Time 35 minutes
Yield6 bruschetta, serving 3 to 6
- 2 tablespoons extra virgin olive oil
- 2 leeks, white and light green parts only, halved, cleaned and thinly sliced
- 2 garlic cloves, 1 minced, 1 cut in half
- 1 teaspoon chopped fresh rosemary
- 1 medium head cabbage, cored and shredded or chopped
- Salt to taste
- 1 tablespoon tomato paste dissolved in 2 tablespoons water
- ½ teaspoon paprika
- 1 cup dry white wine
- 1 Parmesan rind
- Freshly ground pepper
- 1 tablespoon chopped fresh dill(optional)
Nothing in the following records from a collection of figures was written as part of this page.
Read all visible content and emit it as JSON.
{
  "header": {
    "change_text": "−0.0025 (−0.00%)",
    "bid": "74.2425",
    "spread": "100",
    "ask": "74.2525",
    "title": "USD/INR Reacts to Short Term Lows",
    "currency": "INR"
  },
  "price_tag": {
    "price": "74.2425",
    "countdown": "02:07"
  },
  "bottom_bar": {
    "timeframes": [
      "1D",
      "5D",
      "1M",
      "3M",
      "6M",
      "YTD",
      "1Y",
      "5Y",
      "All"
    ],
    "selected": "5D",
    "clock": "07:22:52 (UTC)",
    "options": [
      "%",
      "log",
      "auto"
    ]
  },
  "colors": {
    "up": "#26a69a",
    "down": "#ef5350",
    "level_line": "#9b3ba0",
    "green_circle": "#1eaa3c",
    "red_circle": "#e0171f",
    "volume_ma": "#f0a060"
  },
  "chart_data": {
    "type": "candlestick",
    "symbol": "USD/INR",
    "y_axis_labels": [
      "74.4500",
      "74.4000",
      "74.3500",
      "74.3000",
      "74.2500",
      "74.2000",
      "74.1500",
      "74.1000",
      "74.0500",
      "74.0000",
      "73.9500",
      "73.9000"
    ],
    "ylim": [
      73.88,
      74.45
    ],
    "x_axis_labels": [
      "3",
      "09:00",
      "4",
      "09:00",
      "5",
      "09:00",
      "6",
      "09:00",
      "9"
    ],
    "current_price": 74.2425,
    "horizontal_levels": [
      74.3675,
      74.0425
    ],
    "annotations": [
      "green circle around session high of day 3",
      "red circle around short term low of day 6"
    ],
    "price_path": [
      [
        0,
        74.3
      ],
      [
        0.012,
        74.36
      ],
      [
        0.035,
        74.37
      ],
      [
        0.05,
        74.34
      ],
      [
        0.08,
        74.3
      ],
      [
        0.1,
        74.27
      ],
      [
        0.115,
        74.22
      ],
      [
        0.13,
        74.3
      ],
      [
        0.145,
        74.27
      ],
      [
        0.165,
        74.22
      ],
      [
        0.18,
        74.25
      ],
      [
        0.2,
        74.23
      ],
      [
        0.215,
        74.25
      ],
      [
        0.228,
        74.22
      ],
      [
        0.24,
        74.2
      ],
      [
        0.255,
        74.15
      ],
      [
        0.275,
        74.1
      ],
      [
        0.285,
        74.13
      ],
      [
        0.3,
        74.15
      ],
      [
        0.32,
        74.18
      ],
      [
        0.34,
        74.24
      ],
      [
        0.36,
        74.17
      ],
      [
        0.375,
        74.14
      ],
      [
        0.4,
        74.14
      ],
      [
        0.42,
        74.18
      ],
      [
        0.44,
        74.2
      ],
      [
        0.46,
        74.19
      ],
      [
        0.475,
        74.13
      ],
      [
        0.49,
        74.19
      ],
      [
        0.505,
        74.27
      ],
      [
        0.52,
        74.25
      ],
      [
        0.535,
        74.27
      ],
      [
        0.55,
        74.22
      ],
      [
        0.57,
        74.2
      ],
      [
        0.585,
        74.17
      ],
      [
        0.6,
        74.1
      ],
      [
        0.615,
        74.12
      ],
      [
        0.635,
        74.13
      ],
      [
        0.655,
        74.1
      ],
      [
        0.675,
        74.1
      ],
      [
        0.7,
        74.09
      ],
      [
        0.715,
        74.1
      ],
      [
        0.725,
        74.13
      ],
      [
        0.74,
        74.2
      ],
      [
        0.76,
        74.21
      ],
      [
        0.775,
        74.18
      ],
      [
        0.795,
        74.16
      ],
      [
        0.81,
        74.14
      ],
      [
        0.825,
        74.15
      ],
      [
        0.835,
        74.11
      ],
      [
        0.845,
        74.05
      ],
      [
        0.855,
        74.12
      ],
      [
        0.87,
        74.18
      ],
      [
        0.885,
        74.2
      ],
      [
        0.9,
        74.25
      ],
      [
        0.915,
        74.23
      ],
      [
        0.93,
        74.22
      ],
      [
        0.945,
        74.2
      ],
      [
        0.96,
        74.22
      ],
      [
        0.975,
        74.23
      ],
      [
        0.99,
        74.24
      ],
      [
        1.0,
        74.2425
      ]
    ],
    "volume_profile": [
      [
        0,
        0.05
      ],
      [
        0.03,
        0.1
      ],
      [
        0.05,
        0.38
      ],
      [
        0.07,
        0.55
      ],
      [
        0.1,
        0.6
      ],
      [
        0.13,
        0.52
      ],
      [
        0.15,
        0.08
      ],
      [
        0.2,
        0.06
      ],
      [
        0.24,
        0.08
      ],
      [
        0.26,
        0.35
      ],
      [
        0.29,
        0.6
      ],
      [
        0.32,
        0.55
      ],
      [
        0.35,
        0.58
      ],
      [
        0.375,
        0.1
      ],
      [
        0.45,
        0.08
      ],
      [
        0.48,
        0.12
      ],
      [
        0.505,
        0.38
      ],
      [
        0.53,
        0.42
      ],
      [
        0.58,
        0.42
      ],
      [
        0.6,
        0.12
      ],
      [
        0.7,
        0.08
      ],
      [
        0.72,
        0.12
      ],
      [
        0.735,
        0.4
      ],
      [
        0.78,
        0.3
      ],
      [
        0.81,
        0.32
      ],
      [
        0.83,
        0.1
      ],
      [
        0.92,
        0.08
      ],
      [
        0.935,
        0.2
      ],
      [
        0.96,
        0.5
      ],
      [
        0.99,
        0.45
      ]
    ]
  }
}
- 6 thick slices whole wheat country bread
- 3 tablespoons freshly grated Parmesan
- Heat olive oil over medium heat in a large, heavy skillet and add leeks. Cook, stirring, until they begin to soften, about 3 minutes. Add minced garlic and rosemary and cook, stirring, for another 30 seconds to a minute, until fragrant. Stir in cabbage and a generous pinch of salt and cook, stirring often, until it begins to soften, about 5 minutes. Add dissolved tomato paste and paprika and stir together. Add white wine, Parmesan rind and salt to taste, bring to a simmer, cover and reduce heat to low. Cook, stirring from time to time, for about 20 to 25 minutes, until cabbage is soft and sweet. Remove Parmesan rind. Add freshly ground pepper, taste and adjust salt. Remove from heat.
- Lightly toast the bread and rub with the cut clove of garlic. Top with the cabbage, sprinkle with Parmesan and with dill if desired, and serve.
- The cabbage topping will keep in the refrigerator for a couple of days. Reheat gently on top of the stove.